Tak czytam i aż się włos na głowie jeży. Dobrze malcz że nie ma przepisu jak w Niemczech u nas,że trzeba zabijać ryby. Bo przepis to przecież przepis ?!
Idąc tokiem twojego myślenia gdyby nasze szanowne PZW takie wprowadziło, to mielibyśmy zabijać ryby?
Zdrowy rozsądek, polecam
Zdrowy rozsądek? ok - tylko to jest coś czego zdefiniować się nie da. Niestety. Ty to zrozumiesz, ja, pewnie 9 na 10 osób z Forum. Mimo wszystko liczenie na zdrowy rozsądek u innych kończyło by się mniej więcej tak:
Wchodzisz na głowkę a tam typ z 10 wędkami. Zdrowy rozsądek? Tak. Zależy mu na szybkim złowieniu kolacji, bo mu się śpieszy. Wg. niego jest zdrowy rozsądek, bo zwiększa swoje szanse a jednocześnie pewnie szybciej zwolni miejscówkę dla innych, złowi to co ma złowić i pójdzie do domu, a wg. przepisów rybę zabierze. Takie podejście nie przejdzie - nie u nas.
Kolejny przykład "pójścia w zdrowy rozsądek" - tym razem z życia skoro przytaczasz przykłady z UE. Szwecja i zapisy: "możesz zabrać tylko tyle ile potrzeba Ci dzisiaj na kolację" - udowodnij typowi, że akurat dzisiaj nie zje 10 sandaczy pod flaszeszkę wieczorem z kompanami z domku?

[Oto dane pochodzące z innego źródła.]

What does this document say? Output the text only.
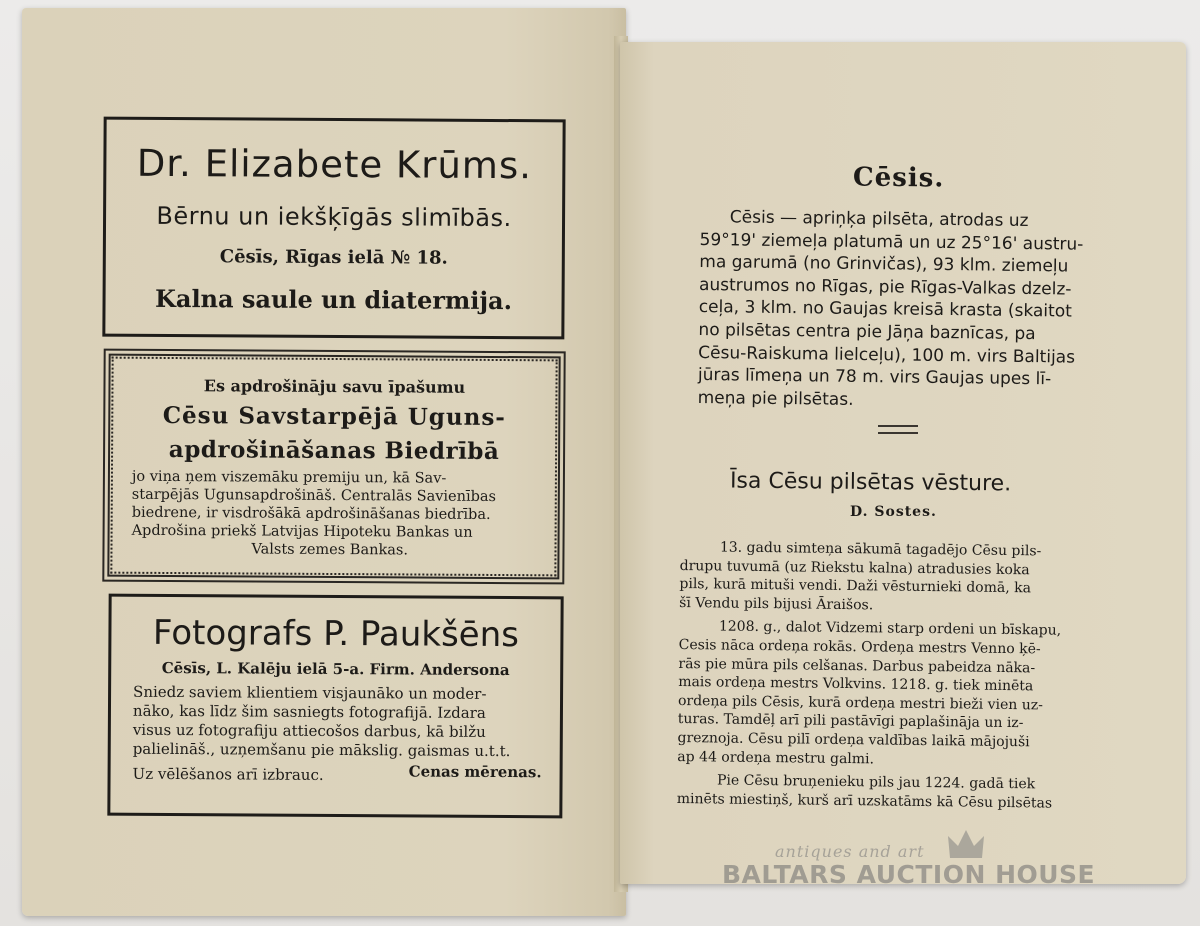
Dr. Elizabete Krūms.
Bērnu un iekšķīgās slimībās.
Cēsīs, Rīgas ielā № 18.
Kalna saule un diatermija.
Es apdrošināju savu īpašumu
Cēsu Savstarpējā Uguns-
apdrošināšanas Biedrībā
jo viņa ņem viszemāku premiju un, kā Sav-
starpējās Ugunsapdrošināš. Centralās Savienības
biedrene, ir visdrošākā apdrošināšanas biedrība.
Apdrošina priekš Latvijas Hipoteku Bankas un
Valsts zemes Bankas.
Fotografs P. Paukšēns
Cēsīs, L. Kalēju ielā 5-a. Firm. Andersona
Sniedz saviem klientiem visjaunāko un moder-
nāko, kas līdz šim sasniegts fotografijā. Izdara
visus uz fotografiju attiecošos darbus, kā bilžu
palielināš., uzņemšanu pie mākslig. gaismas u.t.t.
Uz vēlēšanos arī izbrauc.	Cenas mērenas.
Cēsis.
Cēsis — apriņķa pilsēta, atrodas uz
59°19' ziemeļa platumā un uz 25°16' austru-
ma garumā (no Grinvičas), 93 klm. ziemeļu
austrumos no Rīgas, pie Rīgas-Valkas dzelz-
ceļa, 3 klm. no Gaujas kreisā krasta (skaitot
no pilsētas centra pie Jāņa baznīcas, pa
Cēsu-Raiskuma lielceļu), 100 m. virs Baltijas
jūras līmeņa un 78 m. virs Gaujas upes lī-
meņa pie pilsētas.
Īsa Cēsu pilsētas vēsture.
D. Sostes.
13. gadu simteņa sākumā tagadējo Cēsu pils-
drupu tuvumā (uz Riekstu kalna) atradusies koka
pils, kurā mituši vendi. Daži vēsturnieki domā, ka
šī Vendu pils bijusi Āraišos.
1208. g., dalot Vidzemi starp ordeni un bīskapu,
Cesis nāca ordeņa rokās. Ordeņa mestrs Venno ķē-
rās pie mūra pils celšanas. Darbus pabeidza nāka-
mais ordeņa mestrs Volkvins. 1218. g. tiek minēta
ordeņa pils Cēsis, kurā ordeņa mestri bieži vien uz-
turas. Tamdēļ arī pili pastāvīgi paplašināja un iz-
greznoja. Cēsu pilī ordeņa valdības laikā mājojuši
ap 44 ordeņa mestru galmi.
Pie Cēsu bruņenieku pils jau 1224. gadā tiek
minēts miestiņš, kurš arī uzskatāms kā Cēsu pilsētas
antiques and art
BALTARS AUCTION HOUSE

Temat rozległy i niestety zawsze będą pokrzywdzeni, ja osobiście podchodzę do tego z dystansem - może to jest ten zdrowy rozsądek o którym piszesz. Nie grzeję się, każdy będzie robił to co uważa za słuszne i zgodne z jego kodeksem. Bo jak widać jest bezkarność i nie ma obawy przed gigantycznymi mandatami bądź przejęciem sprzętu. Ja na szczęsćie trollingu nie lubię, nie uznaję więc mam problem z głowy.
Dość mocno odbiegliśmy od tematu głównego - dlatego ja ze swojej strony kończę.
Pozdrawiam, życzę połamania !!
Malcz
Edited by malcz, 26 July 2019 - 08:18.